I told him that I, too, had served with theArmed Forces, inAir Corps communications, and had spent most of my overseas time in England. Then he nearly stunned me by saying he had also served during World War II, but with the German Army! With his complete lack of a German accent, I found this almost unbelievable. I pressed him for an explanation.
He went into a quite lengthy discourse on how this unfortunate turn of circumstance had come about. It seems his father was completely American, from Pennsylvania, and had met his German mother while working in Germany during the Thirties. They had moved back to Pennsylvania before Hitler began invading Europe. Later on his mother and father had divorced, and she had moved back to Germany, taking him with her. He attended school there into his late teens, when he was conscripted into the German Army.
Although still very young and surely not a hardened soldier, he was sent to the Russian Front in the Nazi army’s desperate need for “cannon fodder” (my term!) in that sector.
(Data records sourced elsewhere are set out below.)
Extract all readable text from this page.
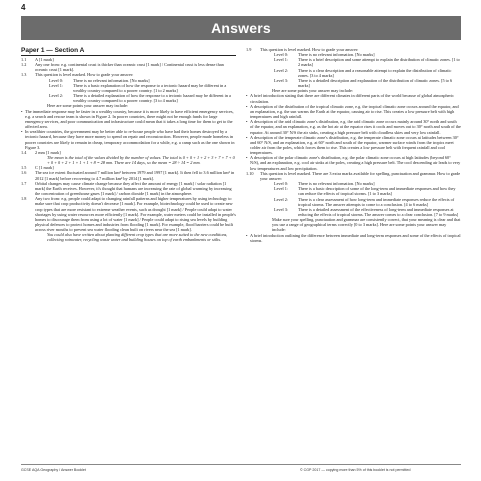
4
Answers
Paper 1 — Section A
1.1	A [1 mark]
1.2	Any one from: e.g. continental crust is thicker than oceanic crust [1 mark] / Continental crust is less dense than oceanic crust [1 mark].
1.3	This question is level marked. How to grade your answer:
Level 0:	There is no relevant information. [No marks]
Level 1:	There is a basic explanation of how the response to a tectonic hazard may be different in a wealthy country compared to a poorer country. [1 to 2 marks]
Level 2:	There is a detailed explanation of how the response to a tectonic hazard may be different in a wealthy country compared to a poorer country. [3 to 4 marks]
Here are some points your answer may include:
• The immediate response may be faster in a wealthy country, because it is more likely to have efficient emergency services, e.g. a search and rescue team is shown in Figure 2. In poorer countries, there might not be enough funds for large emergency services, and poor communication and infrastructure could mean that it takes a long time for them to get to the affected area.
• In wealthier countries, the government may be better able to re-house people who have had their homes destroyed by a tectonic hazard, because they have more money to spend on repair and reconstruction. However, people made homeless in poorer countries are likely to remain in cheap, temporary accommodation for a while, e.g. a camp such as the one shown in Figure 3.
1.4	2 mm [1 mark]
The mean is the total of the values divided by the number of values. The total is 0 + 0 + 1 + 2 + 3 + 7 + 7 + 0 + 0 + 0 + 2 + 1 + 1 + 1 + 8 = 28 mm. There are 14 days, so the mean = 28 ÷ 14 = 2 mm.
1.5	C [1 mark]
1.6	The sea ice extent fluctuated around 7 million km² between 1979 and 1997 [1 mark]. It then fell to 3.6 million km² in 2012 [1 mark] before recovering to 4.7 million km² by 2014 [1 mark].
1.7	Orbital changes may cause climate change because they affect the amount of energy [1 mark] / solar radiation [1 mark] the Earth receives. However, it's thought that humans are increasing the rate of global warming by increasing the concentration of greenhouse gases [1 mark] / carbon dioxide [1 mark] in the atmosphere.
1.8	Any two from: e.g. people could adapt to changing rainfall patterns and higher temperatures by using technology to make sure that crop productivity doesn't decrease [1 mark]. For example, biotechnology could be used to create new crop types that are more resistant to extreme weather events, such as drought [1 mark] / People could adapt to water shortages by using water resources more efficiently [1 mark]. For example, water meters could be installed in people's homes to discourage them from using a lot of water [1 mark] / People could adapt to rising sea levels by building physical defences to protect homes and industries from flooding [1 mark]. For example, flood barriers could be built across river mouths to prevent sea water flooding clean built on rivers near the sea [1 mark].
You could also have written about planting different crop types that are more suited to the new conditions, collecting rainwater, recycling waste water and building houses on top of earth embankments or stilts.
1.9	This question is level marked. How to grade your answer:
Level 0:	There is no relevant information. [No marks]
Level 1:	There is a brief description and some attempt to explain the distribution of climatic zones. [1 to 2 marks]
Level 2:	There is a clear description and a reasonable attempt to explain the distribution of climatic zones. [3 to 4 marks]
Level 3:	There is a detailed description and explanation of the distribution of climatic zones. [5 to 6 marks]
Here are some points your answer may include:
• A brief introduction stating that there are different climates in different parts of the world because of global atmospheric circulation.
• A description of the distribution of the tropical climatic zone, e.g. the tropical climatic zone occurs around the equator, and an explanation, e.g. the sun warms the Earth at the equator, causing air to rise. This creates a low pressure belt with high temperatures and high rainfall.
• A description of the arid climatic zone's distribution, e.g. the arid climatic zone occurs mainly around 30° north and south of the equator, and an explanation, e.g. as the hot air at the equator rises it cools and moves out to 30° north and south of the equator. At around 30° N/S the air sinks, creating a high pressure belt with cloudless skies and very low rainfall.
• A description of the temperate climatic zone's distribution, e.g. the temperate climatic zone occurs at latitudes between 30° and 60° N/S, and an explanation, e.g. at 60° north and south of the equator, warmer surface winds from the tropics meet colder air from the poles, which forces them to rise. This creates a low pressure belt with frequent rainfall and cool temperatures.
• A description of the polar climatic zone's distribution, e.g. the polar climatic zone occurs at high latitudes (beyond 60° N/S), and an explanation, e.g. cool air sinks at the poles, creating a high pressure belt. The cool descending air leads to very low temperatures and low precipitation.
1.10	This question is level marked. There are 3 extra marks available for spelling, punctuation and grammar. How to grade your answer:
Level 0:	There is no relevant information. [No marks]
Level 1:	There is a basic description of some of the long-term and immediate responses and how they can reduce the effects of tropical storms. [1 to 3 marks]
Level 2:	There is a clear assessment of how long-term and immediate responses reduce the effects of tropical storms. The answer attempts to come to a conclusion. [4 to 6 marks]
Level 3:	There is a detailed assessment of the effectiveness of long-term and immediate responses at reducing the effects of tropical storms. The answer comes to a clear conclusion. [7 to 9 marks]
Make sure your spelling, punctuation and grammar are consistently correct, that your meaning is clear and that you use a range of geographical terms correctly [0 to 3 marks]. Here are some points your answer may include:
• A brief introduction outlining the difference between immediate and long-term responses and some of the effects of tropical storms.
GCSE AQA Geography / Answer Booklet	© CGP 2017 — copying more than 5% of this booklet is not permitted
He went on to tell some spellbinding stories of how they had fought desperately in that bitter struggle against the fanatically-motivated Russian troops. His battalion was nearly wiped out in one fierce battle, where he survived and was taken prisoner. In the Russian prison camp they nearly starved to death, he said, and were quite brutally treated by the guards. He considered himself very fortunate to be among the few who lived.
At war’s end,the Russians, aware of his American connection, allowed him to be released and repatriated to America. When he got back here, he said he felt the Allies were inevitably fated to fight the Russians in the near future. With his bitter hatred for his erstwhile enemy and the Communist system, he felt compelled to enlist in the American army to hold the line. He thus became one of our “Cold War” warriors.
The former Wehrmacht member had held me spellbound for an hour or so. Meanwhile, I noticed that I had been his only listener. He and his wife, the cousin, were staying with our host, who had been a glider pilot in the European Theater of Operations (ETO),with some close calls of his own. But I doubt he had discussed the war with his guest. The following Sunday at church I told him I had been fascinated by his cousin’s husband’s stories about his German army experiences. He looked at me quizzically, and expressed his complete surprise at this!